Even if a summertime trial were in prospect, there is authority in this circuit permitting trial scheduling at the station where the judge normally sits and where court personnel reside. United States v. Thiel, 619 F.2d 778, 781 (8th Cir.), cert. denied, 449 U.S. 856, 101 S.Ct. 152, 66 L.Ed.2d 70 (1980).1 While it has been held in the Second Circuit to be an abuse of discretion to schedule a criminal trial for the sole convenience of the judge (United States v. Fernandez, 480 F.2d 726 (2d Cir.1973)), the Fernandez case itself notes that consideration should be given to the location of the office of defense counsel, the headquarters of the United States Attorney, and “the headquarters of the court.” 480 F.2d at 730. This last phrase seemingly refers to the residence of court personnel such as courtroom deputies, reporters and marshals, and the expense to the Government and inconvenience of unnecessary travel.

Although some cases indicate that the considerations explicitly set forth in Rule 18 are exclusive (United States v. Burns, 662 F.2d 1378, 1381 (11th Cir.1981)), Fernandez, Thiel and other authorities suggest that judicial discretion may take into account numerous factors appearing in the particular case. United States v. Afflerbach, 754 F.2d 866, 869 (10th Cir.1985); United States v. Raineri, 670 F.2d 702, 706 (7th Cir.), cert. denied, 459 U.S. 1035, 103 S.Ct. 446, 74 L.Ed.2d 601 (1982); United States v. Gurney, 393 F.Supp. 688, 705-07 (M.D.Fla.1974). My reading of the Rule is that the trial judge has broad discretion to “fix the place of trial within the district” but is simply cautioned to give “due regard” for the convenience of defendants and witnesses, as well as the “prompt administration of justice.”

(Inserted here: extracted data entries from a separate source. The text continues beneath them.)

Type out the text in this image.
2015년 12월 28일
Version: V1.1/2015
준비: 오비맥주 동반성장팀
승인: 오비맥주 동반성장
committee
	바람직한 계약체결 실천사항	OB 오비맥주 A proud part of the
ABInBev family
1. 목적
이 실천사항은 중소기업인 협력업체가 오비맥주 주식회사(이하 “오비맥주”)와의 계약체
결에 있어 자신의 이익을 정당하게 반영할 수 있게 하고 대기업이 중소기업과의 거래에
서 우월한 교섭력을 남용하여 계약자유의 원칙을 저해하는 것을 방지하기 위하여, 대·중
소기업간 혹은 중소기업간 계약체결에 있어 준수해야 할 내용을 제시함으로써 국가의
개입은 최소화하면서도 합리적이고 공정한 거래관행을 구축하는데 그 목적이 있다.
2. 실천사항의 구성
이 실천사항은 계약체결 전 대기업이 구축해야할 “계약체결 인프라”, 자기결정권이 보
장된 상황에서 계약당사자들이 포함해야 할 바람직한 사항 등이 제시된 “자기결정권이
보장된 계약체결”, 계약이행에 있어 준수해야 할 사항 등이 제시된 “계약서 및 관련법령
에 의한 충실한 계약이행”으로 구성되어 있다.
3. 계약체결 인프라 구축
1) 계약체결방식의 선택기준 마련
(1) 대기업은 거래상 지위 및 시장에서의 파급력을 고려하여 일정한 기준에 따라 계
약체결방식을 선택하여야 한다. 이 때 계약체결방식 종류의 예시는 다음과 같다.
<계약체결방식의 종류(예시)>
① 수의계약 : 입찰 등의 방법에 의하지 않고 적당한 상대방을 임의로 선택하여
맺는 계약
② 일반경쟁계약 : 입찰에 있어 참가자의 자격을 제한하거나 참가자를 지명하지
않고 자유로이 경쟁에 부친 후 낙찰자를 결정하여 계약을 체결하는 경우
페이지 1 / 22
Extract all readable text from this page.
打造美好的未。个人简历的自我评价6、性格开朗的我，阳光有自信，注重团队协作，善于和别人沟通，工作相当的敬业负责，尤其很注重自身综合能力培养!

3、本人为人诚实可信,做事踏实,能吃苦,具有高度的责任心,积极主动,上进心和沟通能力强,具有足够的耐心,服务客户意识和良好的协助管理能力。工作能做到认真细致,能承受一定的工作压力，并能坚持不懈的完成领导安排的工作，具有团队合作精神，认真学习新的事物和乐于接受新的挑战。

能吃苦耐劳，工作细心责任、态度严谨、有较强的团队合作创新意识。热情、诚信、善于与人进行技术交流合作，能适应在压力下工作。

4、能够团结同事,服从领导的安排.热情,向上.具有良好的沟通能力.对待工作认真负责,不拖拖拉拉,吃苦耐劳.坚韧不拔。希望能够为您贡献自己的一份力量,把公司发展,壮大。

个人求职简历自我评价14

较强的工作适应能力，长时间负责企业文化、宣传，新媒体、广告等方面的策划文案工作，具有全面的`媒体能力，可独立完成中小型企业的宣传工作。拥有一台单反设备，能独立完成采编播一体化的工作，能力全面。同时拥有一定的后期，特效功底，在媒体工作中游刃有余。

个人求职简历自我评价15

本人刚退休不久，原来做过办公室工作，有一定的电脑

Judicial notice is taken of the fact that Mound City, the residence of defendants, *100has direct interstate highway access to Kansas City, and the cost to defendants of motel space in Kansas City (if they do not choose to commute) would be considerably less than the cost of the additional hourly fees incurred if Kansas City counsel were to try this case in St. Joseph.2

While the court reserves discretion in other similar criminal prosecutions, the controlling matter at this time is getting this case disposed of before April.

The motion for trial in St. Joseph is therefore DENIED.

. The undesirable aspect of removing a judge from his home station, and from the processing of his docket, is itself apparently a proper consideration, at least in this circuit. See also United States v. Truglio, 731 F.2d 1123, 1130 (4th Cir.), cert. denied,—U.S.-, 105 S.Ct. 197, 83 L.Ed.2d 130 (1984).

. Retention of counsel from St. Joseph and areas above that city is an important factor in scheduling the situs of civil trials. Johnson v. Burlington Northern, Inc., 480 F.Supp. 259 (W.D. Mo.1979).